Our own ignorance is why we have condoned overseas trade with no strings attached. We told ourselves that “raising all boats” trumped issues like freedom of expression, worker safety, population control and environmental protection.
American products are made by foreign children working 16-hour days. Would it be fair to take those jobs away?
Yes, abundantly fair.
Call me sanctimonious. Self-righteous. Holier than thou. Believe me, you won’t be the first. In my view, worse than any of these cringe-making personality traits is apathy.
We are not too old to devote ourselves to doing our duty as Americans to right the wrongs our generation will go down in history as having committed. We can’t change that record, but that doesn’t mean we can’t change the future.
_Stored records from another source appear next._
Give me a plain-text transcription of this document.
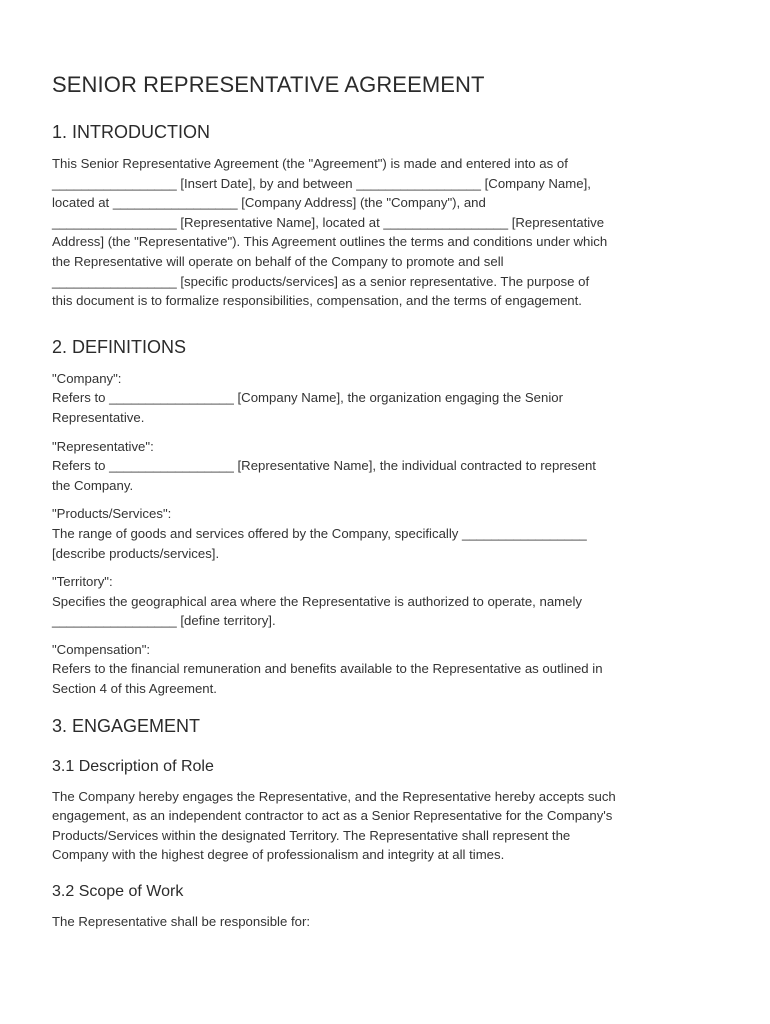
SENIOR REPRESENTATIVE AGREEMENT
1. INTRODUCTION

This Senior Representative Agreement (the "Agreement") is made and entered into as of
_________________ [Insert Date], by and between _________________ [Company Name],
located at _________________ [Company Address] (the "Company"), and
_________________ [Representative Name], located at _________________ [Representative
Address] (the "Representative"). This Agreement outlines the terms and conditions under which
the Representative will operate on behalf of the Company to promote and sell
_________________ [specific products/services] as a senior representative. The purpose of
this document is to formalize responsibilities, compensation, and the terms of engagement.

2. DEFINITIONS

"Company":
Refers to _________________ [Company Name], the organization engaging the Senior
Representative.

"Representative":
Refers to _________________ [Representative Name], the individual contracted to represent
the Company.

"Products/Services":
The range of goods and services offered by the Company, specifically _________________
[describe products/services].

"Territory":
Specifies the geographical area where the Representative is authorized to operate, namely
_________________ [define territory].

"Compensation":
Refers to the financial remuneration and benefits available to the Representative as outlined in
Section 4 of this Agreement.

3. ENGAGEMENT
3.1 Description of Role

The Company hereby engages the Representative, and the Representative hereby accepts such
engagement, as an independent contractor to act as a Senior Representative for the Company's
Products/Services within the designated Territory. The Representative shall represent the
Company with the highest degree of professionalism and integrity at all times.

3.2 Scope of Work

The Representative shall be responsible for:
Many of us are enjoying retirement and putting our hard-earned personal freedom to excellent use, whether traveling, tutoring kids, gardening organically, coaching Little League or making music.
But too few of us are using our generation’s bully pulpit. We are not willing to get on the soapbox and tell our children how we screwed up. We’re not willing to roll up our sleeves and ask the younger generation how we can help them change the policies now governing our country, with respect to food, trade, health care, criminal justice and so much more.
Before you tell yourself that your time has passed, consider what Bernie Sanders is doing to correct the mistakes made not by his generation, but ours. This man is entirely different from his rival for the Democratic nomination in more ways than gender. For one thing he’s not a boomer. He was born in 1941.